At Tübingen he wrote ‘A Dissertation upon the Doctrines and Principles of Money applied to the German Coin,’ in which he ‘endeavoured to disentangle the inextricable perplexities of the German mints.’ While at Venice he met Lady Mary Wortley Montagu, who took a great interest in the exile and his wife. ‘I never knew people more to my taste,’ she wrote. At Spa in 1762 his declaration of the superiority of the British over the French armies excited the anger or suspicion of the French authorities. He was arrested and only released when peace was made in 1762. He was then permitted to return home, and in 1763 arrived in Edinburgh. He retired to Coltness, where he occupied himself in the preparation of his great work, ‘Inquiry into the Principles of Political Economy’ (2 vols. 1767), for which he got 500l. from Andrew Millar. ‘This,’ says McCulloch (Literature of Political Economy, p. 11), ‘is the first English work which had any pretensions to be considered as a systematic or complete view of the subject.

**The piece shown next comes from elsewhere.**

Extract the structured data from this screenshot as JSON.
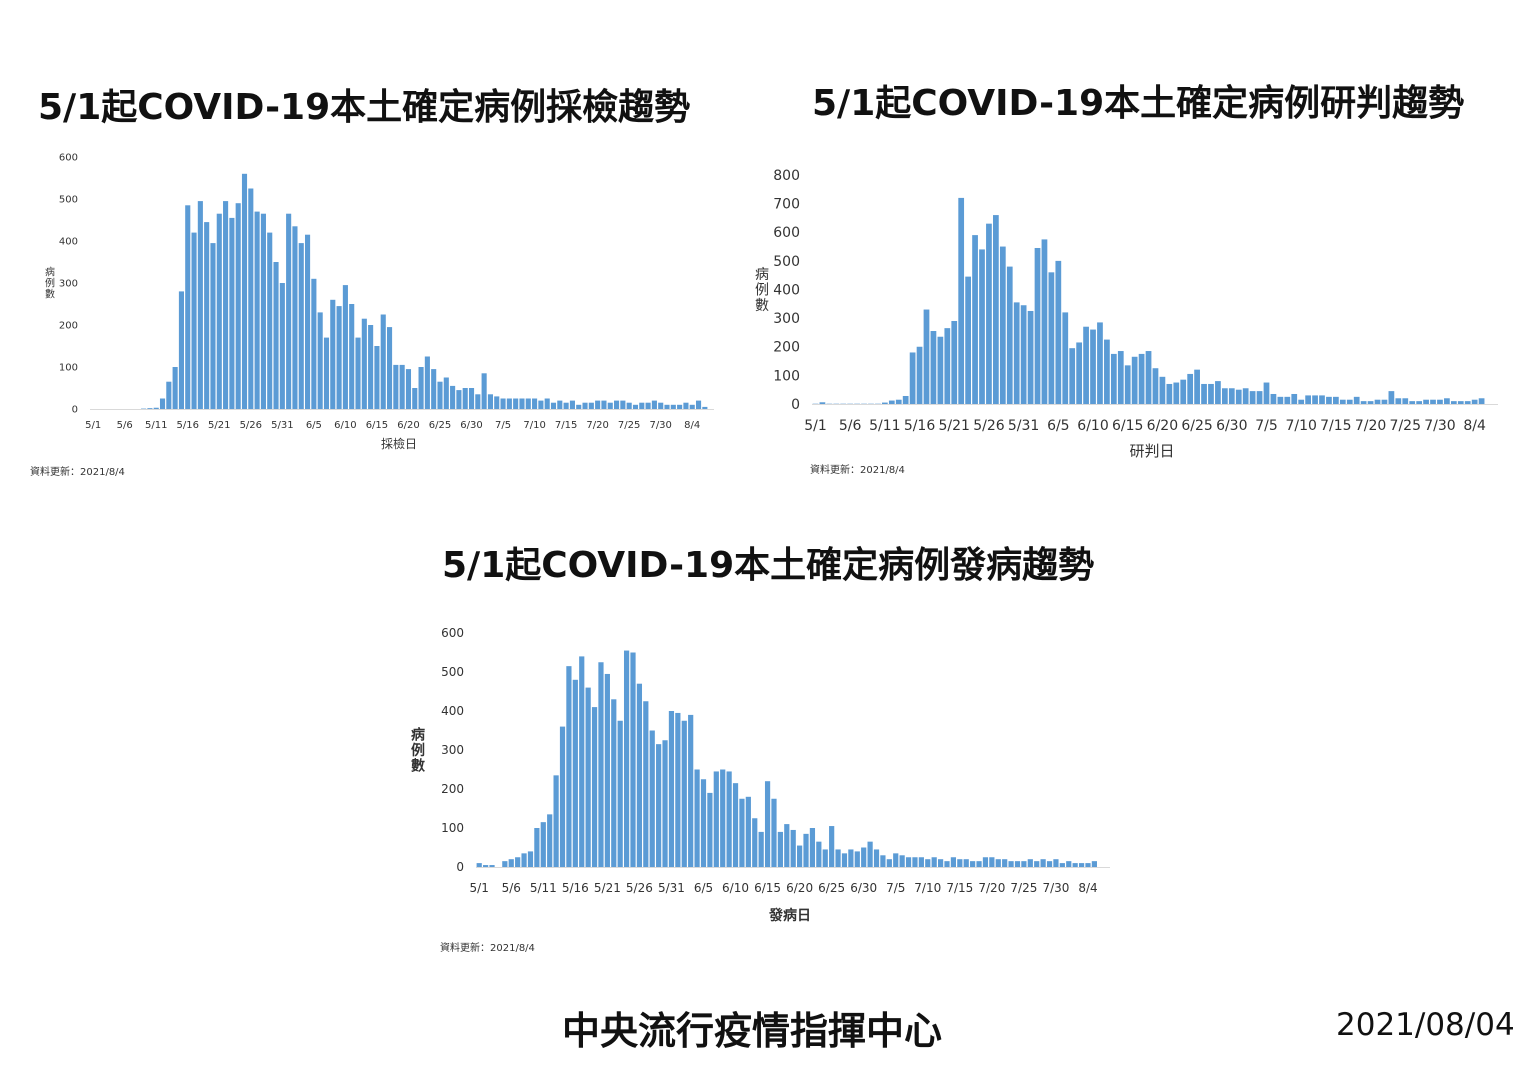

The treatise expounds the source from the standpoint of the mercantile system, but the remarks on agriculture, the currency, and exchanges are of some value, and the ‘true theory of population is in several passages set in the most striking light.’ The reasonings are, however, ‘singularly tedious and perplexed.’ This caused Adam Smith somewhat sarcastically to observe that ‘he understood Sir James's system better from his conversation than his volumes.’ In the ‘Wealth of Nations,’ published nine years later, there is no reference to the preceding treatise.
In 1769 Steuart wrote ‘Considerations on the interest of the County of Lanark,’ an attempt to prove that ‘high prices of corn were advantageous to manufacture as well as to agriculture.’ In December 1771 he procured a formal pardon, was presented at court, and became concerned in the affairs of the East India Company, for whose use he printed in 1772, ‘The Principles of Money applied to the present state of the Coin of Bengal.’ The court of directors gave him their thanks and the present of a diamond ring. The treatise led to some correspondence with Francis, then one of the supreme council of Bengal.
In 1773 he obtained, by the decease of his relative Sir Archibald Denham, the estate of Westshields on condition that he took the name of Denham. He afterwards wrote ‘Observations on the New Bill for altering the Laws which regulate the Qualifications of Freeholders,’ &c., 1775, maintaining that the proposal was contrary to the Act of Union; ‘A Plan for introducing an Uniformity of Weights and Measures,’ published in his ‘Works;’ ‘Observations on Dr. Beattie's Essay on Truth,’ 1775; ‘Critical Remarks on the Atheistical Falsehoods of the System of Nature,’ 1775; ‘Dissertation concerning the Motive of Obedience to the Laws of God’ (‘Works’).
Denham died at Edinburgh on 26 Nov. 1780, and is buried at Cambusnethan. By his wife, who survived him, he had a daughter who died in infancy, and a son, afterwards General Sir James Steuart Denham the younger [q. v.], who edited his ‘Works’ in six volumes (with memoir, 1805), and erected a tablet to him in Westminster Abbey.[Works, &c.; Scots Mag. 1747, p. 259, 1780 pp. 618, 623 et seq.; Gent. Mag. 1780, p. 590, 1781, pp. 28, 29; Annual Register, 1780, p. 252; London Mag. 1780, p. 619. In 1818 ‘Original Letters from the Right Hon. Lady Mary W. Montagu to Sir James and Lady Frances Steuart, and Memoirs and Anecdotes of these distinguished persons,’ was privately printed at Greenock. It was edited by Mr. Dunlop, collector of excise there (Martin, Cat. of Privately Printed Books). Add. MS. 22901, f. 173.]